Routing your traffic through two or more servers in separate jurisdictions gives you a higher level of privacy and security. Adversaries would need to launch timing attacks against the traffic in multiple locations in order to analyze your online usage. The solutions described in this guide with SOCKS5 does not protects from a compromised entry server (does not protect from the person having root access to the entry server).


Possible threats to single hop VPN

A key question is whether you can trust the data center where the VPN server is located. VPN services such as Mullvad rent or lease servers from data centers all over the world for their network. VPN servers are encrypted, secure, and under the control of Mullvad, thereby preventing third-party access to sensitive user-data and traffic.

But, the data-center could be forced, or unknowingly equipped with monitors of incoming and outgoing traffic, on the VPN server. This can also account for the transit providers that provide internet connectivity to the data-center. Users should take some monitoring of all traffic into account, at least traffic that crosses national borders. The typical minimal monitoring requirement is who connects to whom, including traffic volumes, and at what time (registering IP addresses and time stamps). If using one single VPN server, timing analysis could be performed by someone having access to this monitoring data, plus data logged from the service used.


Multihop - Another layer of security

Even though a standard, single-hop VPN configuration will be adequate for the majority of users, incoming/outgoing traffic correlation may still be possible. Multihop adds another level of security for those concerned where the correlating of in and outgoing traffic over several locations (with different ISP and hosting providers) and preferably nations, becomes  more difficult.

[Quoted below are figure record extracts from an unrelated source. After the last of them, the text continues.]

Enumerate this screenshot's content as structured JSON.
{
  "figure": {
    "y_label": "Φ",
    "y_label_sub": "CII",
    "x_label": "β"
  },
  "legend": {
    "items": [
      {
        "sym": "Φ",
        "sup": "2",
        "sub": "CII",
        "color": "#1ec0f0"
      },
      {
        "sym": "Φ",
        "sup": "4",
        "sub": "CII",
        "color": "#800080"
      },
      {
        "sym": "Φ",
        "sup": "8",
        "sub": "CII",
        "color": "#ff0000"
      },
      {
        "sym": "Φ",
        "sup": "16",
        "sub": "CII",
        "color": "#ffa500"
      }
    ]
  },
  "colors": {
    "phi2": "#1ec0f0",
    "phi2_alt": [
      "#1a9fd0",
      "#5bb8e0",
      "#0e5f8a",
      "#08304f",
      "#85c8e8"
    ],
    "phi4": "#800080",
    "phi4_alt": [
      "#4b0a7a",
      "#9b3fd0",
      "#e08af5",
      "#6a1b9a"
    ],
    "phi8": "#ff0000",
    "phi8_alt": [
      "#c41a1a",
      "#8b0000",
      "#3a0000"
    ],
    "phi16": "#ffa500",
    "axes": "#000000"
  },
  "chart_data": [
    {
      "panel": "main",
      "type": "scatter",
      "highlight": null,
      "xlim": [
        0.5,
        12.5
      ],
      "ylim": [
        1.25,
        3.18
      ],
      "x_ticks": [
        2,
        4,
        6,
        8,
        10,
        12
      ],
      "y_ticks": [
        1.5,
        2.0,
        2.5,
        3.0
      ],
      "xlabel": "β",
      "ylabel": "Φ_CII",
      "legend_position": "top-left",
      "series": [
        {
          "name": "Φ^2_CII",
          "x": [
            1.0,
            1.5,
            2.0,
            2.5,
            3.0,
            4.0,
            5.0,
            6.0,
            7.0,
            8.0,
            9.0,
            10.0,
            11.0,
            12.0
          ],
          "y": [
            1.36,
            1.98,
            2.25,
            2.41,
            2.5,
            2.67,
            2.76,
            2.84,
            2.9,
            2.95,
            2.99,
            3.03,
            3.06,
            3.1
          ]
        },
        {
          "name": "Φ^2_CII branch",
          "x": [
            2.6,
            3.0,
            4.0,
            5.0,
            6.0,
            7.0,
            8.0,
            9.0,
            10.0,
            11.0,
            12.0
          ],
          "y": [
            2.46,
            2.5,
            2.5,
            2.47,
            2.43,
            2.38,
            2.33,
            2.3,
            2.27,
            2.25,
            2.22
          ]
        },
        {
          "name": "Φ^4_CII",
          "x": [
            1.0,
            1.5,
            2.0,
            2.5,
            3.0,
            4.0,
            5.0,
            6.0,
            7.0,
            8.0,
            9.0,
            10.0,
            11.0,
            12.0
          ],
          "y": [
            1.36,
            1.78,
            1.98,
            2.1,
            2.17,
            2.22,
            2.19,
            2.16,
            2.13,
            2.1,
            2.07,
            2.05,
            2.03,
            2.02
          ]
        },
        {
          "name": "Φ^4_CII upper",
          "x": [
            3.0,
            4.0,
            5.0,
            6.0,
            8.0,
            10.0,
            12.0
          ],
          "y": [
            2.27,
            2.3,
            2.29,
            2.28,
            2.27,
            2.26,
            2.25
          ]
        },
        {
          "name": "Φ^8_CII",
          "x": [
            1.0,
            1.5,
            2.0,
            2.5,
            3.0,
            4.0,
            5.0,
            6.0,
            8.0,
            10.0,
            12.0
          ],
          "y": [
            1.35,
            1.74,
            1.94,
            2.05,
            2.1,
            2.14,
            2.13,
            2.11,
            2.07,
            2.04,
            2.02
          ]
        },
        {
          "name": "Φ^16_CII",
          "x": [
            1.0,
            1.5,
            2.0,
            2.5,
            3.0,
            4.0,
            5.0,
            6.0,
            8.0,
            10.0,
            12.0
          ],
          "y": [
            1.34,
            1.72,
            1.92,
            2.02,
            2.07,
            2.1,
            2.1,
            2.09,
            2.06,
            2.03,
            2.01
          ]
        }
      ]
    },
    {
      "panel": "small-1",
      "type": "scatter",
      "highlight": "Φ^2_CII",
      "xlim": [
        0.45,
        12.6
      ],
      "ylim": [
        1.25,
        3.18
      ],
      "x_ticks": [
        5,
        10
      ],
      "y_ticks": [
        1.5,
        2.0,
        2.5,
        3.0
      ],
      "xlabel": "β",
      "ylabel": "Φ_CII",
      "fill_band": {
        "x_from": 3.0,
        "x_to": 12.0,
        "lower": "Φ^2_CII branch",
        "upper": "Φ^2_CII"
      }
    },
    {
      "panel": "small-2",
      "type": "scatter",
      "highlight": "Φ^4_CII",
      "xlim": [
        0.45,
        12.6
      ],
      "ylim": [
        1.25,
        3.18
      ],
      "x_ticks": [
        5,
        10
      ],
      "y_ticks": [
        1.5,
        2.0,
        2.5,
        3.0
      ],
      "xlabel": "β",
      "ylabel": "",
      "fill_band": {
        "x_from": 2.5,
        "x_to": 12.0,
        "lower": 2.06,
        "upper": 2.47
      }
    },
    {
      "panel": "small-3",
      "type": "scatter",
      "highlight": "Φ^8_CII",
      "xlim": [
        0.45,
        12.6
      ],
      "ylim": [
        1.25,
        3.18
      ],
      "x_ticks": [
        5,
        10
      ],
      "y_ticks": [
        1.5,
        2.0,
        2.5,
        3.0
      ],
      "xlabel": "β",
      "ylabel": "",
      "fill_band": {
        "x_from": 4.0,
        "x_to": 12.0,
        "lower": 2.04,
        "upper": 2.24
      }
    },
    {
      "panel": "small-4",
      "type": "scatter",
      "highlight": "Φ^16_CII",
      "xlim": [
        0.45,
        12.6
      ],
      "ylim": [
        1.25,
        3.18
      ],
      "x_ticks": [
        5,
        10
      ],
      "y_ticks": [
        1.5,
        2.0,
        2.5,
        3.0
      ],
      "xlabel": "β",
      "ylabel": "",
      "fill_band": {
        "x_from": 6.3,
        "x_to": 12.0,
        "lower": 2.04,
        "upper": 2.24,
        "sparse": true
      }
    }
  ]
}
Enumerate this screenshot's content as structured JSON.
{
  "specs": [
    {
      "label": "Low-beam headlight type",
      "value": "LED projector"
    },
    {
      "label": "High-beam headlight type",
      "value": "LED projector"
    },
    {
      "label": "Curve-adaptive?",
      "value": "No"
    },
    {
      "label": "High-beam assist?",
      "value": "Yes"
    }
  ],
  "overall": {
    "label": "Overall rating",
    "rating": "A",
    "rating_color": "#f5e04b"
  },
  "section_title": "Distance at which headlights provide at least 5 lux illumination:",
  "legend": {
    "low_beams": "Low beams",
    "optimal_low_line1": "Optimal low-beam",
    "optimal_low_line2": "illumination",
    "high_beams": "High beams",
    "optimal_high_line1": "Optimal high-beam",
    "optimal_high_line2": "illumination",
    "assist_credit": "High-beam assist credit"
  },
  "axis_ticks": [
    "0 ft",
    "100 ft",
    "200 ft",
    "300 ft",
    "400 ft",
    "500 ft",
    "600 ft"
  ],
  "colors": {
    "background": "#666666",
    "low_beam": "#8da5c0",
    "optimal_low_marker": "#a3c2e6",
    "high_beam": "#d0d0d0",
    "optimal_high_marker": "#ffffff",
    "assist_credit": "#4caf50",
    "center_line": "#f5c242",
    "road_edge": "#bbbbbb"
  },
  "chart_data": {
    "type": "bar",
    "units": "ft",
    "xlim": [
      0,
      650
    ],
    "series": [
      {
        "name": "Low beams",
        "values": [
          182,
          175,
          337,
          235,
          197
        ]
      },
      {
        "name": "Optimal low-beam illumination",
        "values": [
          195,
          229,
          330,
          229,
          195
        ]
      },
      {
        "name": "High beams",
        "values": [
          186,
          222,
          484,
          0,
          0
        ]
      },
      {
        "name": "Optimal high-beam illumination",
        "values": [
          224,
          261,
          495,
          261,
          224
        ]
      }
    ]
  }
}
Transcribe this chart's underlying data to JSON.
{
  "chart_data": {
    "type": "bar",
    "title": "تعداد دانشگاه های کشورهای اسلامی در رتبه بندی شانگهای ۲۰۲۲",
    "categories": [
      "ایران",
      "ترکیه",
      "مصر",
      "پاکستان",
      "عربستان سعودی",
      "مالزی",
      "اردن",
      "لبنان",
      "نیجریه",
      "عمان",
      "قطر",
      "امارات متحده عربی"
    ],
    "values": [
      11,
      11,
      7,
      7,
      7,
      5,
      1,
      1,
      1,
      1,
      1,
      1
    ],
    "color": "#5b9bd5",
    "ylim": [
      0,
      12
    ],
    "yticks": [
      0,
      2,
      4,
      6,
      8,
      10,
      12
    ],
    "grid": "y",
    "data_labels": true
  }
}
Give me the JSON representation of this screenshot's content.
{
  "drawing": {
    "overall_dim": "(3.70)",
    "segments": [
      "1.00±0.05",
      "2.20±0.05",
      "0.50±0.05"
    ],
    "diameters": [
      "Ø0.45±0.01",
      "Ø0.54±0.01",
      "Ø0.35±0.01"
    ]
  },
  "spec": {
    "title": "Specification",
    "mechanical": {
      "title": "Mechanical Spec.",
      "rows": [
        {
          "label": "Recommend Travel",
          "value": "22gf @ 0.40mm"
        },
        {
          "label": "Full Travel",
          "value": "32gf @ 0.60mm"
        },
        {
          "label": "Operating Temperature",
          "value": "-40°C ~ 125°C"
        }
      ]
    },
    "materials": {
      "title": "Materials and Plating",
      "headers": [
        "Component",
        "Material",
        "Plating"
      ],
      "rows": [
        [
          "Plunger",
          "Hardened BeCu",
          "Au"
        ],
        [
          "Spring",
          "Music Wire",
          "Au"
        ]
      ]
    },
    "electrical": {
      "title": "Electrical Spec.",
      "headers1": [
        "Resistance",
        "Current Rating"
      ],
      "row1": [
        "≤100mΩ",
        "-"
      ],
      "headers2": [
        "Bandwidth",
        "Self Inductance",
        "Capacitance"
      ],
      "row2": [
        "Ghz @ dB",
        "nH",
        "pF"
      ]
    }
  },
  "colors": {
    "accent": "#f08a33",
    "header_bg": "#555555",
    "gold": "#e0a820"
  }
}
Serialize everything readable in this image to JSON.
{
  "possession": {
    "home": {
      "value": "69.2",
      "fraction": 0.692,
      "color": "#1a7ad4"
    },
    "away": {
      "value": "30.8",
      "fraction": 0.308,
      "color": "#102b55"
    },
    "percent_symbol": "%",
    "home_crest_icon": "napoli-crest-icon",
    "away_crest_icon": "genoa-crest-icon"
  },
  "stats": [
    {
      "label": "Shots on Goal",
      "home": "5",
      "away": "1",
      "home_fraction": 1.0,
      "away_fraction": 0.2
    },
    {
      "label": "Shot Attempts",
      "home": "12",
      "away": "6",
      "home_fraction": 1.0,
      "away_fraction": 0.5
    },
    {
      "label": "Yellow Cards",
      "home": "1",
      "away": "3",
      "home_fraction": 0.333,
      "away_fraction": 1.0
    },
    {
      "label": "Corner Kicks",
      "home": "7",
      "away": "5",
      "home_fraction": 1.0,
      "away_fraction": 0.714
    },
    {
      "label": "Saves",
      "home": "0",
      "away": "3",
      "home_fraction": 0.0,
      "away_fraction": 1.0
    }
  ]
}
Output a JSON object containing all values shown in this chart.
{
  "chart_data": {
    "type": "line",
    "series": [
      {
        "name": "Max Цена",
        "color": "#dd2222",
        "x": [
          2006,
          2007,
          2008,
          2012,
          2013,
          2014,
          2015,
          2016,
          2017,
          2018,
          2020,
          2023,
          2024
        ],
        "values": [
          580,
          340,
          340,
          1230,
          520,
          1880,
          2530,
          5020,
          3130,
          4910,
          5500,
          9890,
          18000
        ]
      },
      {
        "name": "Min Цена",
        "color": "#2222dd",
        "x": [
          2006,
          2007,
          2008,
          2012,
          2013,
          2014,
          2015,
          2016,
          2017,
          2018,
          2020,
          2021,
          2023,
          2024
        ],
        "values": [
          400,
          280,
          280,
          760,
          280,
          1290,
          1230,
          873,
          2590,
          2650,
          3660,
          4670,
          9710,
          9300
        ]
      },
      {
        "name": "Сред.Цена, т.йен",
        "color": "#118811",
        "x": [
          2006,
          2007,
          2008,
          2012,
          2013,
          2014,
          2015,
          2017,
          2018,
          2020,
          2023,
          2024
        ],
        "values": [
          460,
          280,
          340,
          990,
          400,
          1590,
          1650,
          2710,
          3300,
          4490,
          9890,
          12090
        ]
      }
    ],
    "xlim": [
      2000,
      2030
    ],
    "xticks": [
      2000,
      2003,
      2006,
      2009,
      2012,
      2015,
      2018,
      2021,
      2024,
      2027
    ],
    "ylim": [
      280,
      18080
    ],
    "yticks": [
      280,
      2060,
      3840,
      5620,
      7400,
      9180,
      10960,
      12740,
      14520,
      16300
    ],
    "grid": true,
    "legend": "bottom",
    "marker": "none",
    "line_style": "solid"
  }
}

Improving latency/performance

Generally, Multihop will make your connection slower over distance. BUT, a lot of ISPs do not work that well together (they have inefficient peering or no peering at all), and by combining entry and exit nodes, you could end up using an ISP that works better together (yours, Mullvad’s, and the service you are using), ending up with a faster connection than without a VPN or Multihop. It might be useful to try and combine entry and exit nodes in order to resolve speed issues.


Additional Kill Switch

If you configure your browser, for example, to use the SOCKS5 proxy, it will direct all of your internet access via the proxy, which is only accessible through Mullvad. So, if you haven't turned on the app, your browser will prevent all internet access and therefore won't leak any information.

 

Important notes:

Your device needs to be connected to a Mullvad WireGuard server to be able to use the WireGuard proxies. If you use the Mullvad app, make sure it's set to use WireGuard and not OpenVPN.

 

 

"WireGuard" is a registered trademark of Jason A. Donenfeld.